Some people teach you for a season. Others become part of the internal conversation of your life.


There is one final thing about Peter that I have always admired: his openness to the new.

From the early days of Sanger sequencing and writing software in Java, to Perl, Python, and now AI, he has always remained willing to learn, adapt, and engage with what is emerging. This has never struck me as trend-chasing. It comes from something deeper—a scholar’s refusal to let knowledge harden into habit.
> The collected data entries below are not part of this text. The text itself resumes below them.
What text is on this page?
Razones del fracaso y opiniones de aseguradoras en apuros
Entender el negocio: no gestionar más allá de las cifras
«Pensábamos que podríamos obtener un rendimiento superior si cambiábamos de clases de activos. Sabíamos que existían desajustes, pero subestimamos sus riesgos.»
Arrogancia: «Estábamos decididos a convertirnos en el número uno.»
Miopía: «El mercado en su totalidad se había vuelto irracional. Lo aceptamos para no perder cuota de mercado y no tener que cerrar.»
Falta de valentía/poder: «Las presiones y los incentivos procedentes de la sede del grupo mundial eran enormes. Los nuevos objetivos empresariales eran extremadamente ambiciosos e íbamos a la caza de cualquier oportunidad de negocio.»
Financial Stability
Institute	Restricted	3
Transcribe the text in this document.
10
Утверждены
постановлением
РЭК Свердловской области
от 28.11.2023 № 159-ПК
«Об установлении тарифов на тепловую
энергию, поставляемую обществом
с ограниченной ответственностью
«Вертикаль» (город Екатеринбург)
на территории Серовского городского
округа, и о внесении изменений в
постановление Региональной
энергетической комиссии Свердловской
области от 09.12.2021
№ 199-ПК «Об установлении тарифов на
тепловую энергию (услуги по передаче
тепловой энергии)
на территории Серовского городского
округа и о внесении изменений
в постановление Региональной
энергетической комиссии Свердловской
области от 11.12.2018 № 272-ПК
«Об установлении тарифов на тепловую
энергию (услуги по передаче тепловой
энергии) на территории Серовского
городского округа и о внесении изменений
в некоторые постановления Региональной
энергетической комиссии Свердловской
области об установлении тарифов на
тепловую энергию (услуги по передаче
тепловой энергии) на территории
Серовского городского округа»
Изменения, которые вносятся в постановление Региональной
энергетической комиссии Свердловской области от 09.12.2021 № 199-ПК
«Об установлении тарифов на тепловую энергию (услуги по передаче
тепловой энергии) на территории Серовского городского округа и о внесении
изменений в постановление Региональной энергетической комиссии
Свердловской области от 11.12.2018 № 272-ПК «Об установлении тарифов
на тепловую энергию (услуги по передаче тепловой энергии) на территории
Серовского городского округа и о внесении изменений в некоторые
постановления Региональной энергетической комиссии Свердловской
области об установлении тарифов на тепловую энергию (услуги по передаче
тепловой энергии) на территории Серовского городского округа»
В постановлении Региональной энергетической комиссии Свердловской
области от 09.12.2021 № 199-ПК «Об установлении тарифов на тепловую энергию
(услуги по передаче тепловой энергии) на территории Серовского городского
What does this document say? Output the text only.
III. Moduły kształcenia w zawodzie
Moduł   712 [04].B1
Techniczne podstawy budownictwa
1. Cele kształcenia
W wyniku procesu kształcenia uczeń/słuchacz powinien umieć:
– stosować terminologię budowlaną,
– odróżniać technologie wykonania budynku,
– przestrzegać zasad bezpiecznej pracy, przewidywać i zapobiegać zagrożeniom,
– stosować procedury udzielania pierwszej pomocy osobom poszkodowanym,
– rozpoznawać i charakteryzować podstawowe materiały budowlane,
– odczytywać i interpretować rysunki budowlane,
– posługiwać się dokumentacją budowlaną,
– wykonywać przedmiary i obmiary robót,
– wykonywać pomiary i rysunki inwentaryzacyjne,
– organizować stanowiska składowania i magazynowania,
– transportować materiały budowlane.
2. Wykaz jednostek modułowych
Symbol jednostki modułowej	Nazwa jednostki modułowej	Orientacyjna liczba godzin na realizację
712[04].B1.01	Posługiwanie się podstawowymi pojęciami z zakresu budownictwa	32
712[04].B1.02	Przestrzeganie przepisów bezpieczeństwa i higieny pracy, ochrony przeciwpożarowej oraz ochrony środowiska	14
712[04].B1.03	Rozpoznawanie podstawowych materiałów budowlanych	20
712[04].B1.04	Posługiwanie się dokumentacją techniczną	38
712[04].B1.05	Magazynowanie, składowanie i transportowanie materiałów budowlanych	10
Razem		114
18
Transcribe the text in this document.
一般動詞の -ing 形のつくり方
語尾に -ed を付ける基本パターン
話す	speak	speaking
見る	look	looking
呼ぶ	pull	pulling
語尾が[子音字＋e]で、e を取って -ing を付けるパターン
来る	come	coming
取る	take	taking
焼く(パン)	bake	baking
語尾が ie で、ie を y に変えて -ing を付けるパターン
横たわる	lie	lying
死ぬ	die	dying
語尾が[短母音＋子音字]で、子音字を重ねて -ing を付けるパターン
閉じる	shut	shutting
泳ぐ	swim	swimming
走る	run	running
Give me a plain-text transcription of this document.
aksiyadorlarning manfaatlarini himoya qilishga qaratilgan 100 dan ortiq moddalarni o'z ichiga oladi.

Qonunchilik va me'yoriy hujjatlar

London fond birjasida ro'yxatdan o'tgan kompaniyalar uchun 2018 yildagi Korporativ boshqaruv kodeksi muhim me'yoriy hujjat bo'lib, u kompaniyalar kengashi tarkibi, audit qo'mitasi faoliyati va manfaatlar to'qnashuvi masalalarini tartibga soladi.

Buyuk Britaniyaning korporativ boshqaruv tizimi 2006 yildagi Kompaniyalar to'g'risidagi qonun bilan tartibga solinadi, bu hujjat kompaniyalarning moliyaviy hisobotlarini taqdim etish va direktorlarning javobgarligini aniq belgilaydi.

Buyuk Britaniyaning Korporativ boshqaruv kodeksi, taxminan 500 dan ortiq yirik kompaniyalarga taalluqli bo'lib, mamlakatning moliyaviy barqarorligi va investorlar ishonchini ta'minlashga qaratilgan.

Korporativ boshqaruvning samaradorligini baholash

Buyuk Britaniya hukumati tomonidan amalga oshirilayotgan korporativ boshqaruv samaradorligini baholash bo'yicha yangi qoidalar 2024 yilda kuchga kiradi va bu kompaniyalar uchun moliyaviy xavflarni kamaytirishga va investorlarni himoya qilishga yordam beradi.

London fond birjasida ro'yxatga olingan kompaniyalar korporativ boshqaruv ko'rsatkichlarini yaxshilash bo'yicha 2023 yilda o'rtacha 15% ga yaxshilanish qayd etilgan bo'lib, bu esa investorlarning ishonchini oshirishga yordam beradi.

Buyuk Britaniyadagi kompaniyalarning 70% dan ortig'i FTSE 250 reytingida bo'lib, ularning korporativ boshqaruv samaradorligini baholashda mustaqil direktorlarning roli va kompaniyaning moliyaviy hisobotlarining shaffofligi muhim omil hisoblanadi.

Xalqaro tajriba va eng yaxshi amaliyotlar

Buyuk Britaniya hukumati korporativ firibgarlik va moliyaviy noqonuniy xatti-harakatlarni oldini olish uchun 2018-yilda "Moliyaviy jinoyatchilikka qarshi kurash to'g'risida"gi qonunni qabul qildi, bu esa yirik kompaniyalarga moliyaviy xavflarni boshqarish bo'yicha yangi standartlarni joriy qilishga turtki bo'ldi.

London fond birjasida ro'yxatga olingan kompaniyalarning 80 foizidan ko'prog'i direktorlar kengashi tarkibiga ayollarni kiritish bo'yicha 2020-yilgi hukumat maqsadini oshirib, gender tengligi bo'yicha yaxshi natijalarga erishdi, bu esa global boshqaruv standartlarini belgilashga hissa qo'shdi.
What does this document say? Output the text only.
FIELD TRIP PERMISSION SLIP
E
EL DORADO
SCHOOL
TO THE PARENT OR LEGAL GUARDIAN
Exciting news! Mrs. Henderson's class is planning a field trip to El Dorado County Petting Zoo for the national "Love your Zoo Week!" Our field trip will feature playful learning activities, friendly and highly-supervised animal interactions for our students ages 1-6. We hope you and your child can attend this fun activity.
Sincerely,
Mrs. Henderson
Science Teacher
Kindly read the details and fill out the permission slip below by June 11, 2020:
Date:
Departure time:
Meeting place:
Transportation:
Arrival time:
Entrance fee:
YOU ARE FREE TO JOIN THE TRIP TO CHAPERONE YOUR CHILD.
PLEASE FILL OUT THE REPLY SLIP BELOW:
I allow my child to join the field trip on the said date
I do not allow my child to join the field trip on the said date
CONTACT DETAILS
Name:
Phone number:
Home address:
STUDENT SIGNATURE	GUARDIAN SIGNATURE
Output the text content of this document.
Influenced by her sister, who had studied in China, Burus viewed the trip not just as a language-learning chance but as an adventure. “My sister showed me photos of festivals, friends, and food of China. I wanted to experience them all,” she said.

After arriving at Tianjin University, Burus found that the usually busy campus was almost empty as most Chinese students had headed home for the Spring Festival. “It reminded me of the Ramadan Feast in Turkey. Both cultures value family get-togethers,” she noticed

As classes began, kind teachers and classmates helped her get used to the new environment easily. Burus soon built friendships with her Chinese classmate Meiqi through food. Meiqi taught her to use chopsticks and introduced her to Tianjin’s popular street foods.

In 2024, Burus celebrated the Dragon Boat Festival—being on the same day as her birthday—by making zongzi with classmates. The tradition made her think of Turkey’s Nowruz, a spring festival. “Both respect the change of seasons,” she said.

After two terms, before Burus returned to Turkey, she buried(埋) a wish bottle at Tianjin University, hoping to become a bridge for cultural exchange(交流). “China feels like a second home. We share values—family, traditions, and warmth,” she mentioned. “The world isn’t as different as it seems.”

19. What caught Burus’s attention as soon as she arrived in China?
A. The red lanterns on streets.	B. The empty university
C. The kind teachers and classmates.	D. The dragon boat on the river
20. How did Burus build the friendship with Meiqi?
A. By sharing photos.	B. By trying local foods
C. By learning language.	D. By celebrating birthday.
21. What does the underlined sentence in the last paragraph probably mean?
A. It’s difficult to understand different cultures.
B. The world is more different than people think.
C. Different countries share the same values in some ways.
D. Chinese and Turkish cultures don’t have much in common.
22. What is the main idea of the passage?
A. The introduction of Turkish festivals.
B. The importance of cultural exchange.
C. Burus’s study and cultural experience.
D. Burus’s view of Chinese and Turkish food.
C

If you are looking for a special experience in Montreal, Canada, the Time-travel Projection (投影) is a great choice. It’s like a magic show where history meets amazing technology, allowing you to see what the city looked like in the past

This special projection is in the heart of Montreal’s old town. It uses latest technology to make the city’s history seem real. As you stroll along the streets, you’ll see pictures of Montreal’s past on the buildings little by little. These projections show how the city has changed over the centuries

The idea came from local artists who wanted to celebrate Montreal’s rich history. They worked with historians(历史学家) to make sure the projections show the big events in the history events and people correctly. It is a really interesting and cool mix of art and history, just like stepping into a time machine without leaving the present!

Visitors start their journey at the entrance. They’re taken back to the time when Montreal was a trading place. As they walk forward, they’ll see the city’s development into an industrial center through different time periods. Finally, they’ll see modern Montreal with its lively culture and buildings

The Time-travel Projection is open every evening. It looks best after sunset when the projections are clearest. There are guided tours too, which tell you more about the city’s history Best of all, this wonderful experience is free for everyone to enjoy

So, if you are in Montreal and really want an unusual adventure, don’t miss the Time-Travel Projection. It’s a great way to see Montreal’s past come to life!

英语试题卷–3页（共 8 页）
Some people grow older and gradually become closed rooms, sealed against new air. Others become more open with time, not less. Peter belongs to the latter kind.

He taught me that the best scholars are not those who remain permanently perched atop what they already know, but those who keep the courage to walk toward what they do not yet understand. Scholarship is not a territory one arrives at once and for all. It is a life of repeated departures.


Looking back now, I feel more and more strongly that what Peter gave me was never just a set of research practices or a handful of useful professional lessons.

He gave me a frame for scholarship.
A standard for intellectual honesty.
A way of carrying seriousness without stiffness, rigor without cruelty, openness without loss of depth.

He taught me that scholarship can be exacting without becoming sterile. That thought can be sharp without becoming harsh. That one can hold very high standards and still remain warm, humorous, and deeply human.

Perhaps that is what a great teacher really gives us—not only knowledge, but a fuller way of being.

When I think of Peter now, what comes to mind is not one dramatic moment, but an accumulation of light. A conversation. A comment on a draft. A way of reading. A way of revising. A habit of asking better questions. A standard quietly held.

Human encounters are mysterious that way. Some people pass through our lives and disappear into the crowd. Others remain, like a fine spring rain that seemed almost silent when it fell, but whose work becomes visible later, when all the grass has grown.

I offer this essay in gratitude to my mentor, Peter Morrell—
for his teaching, his example, and for all that continues, even now, to cast light across the years.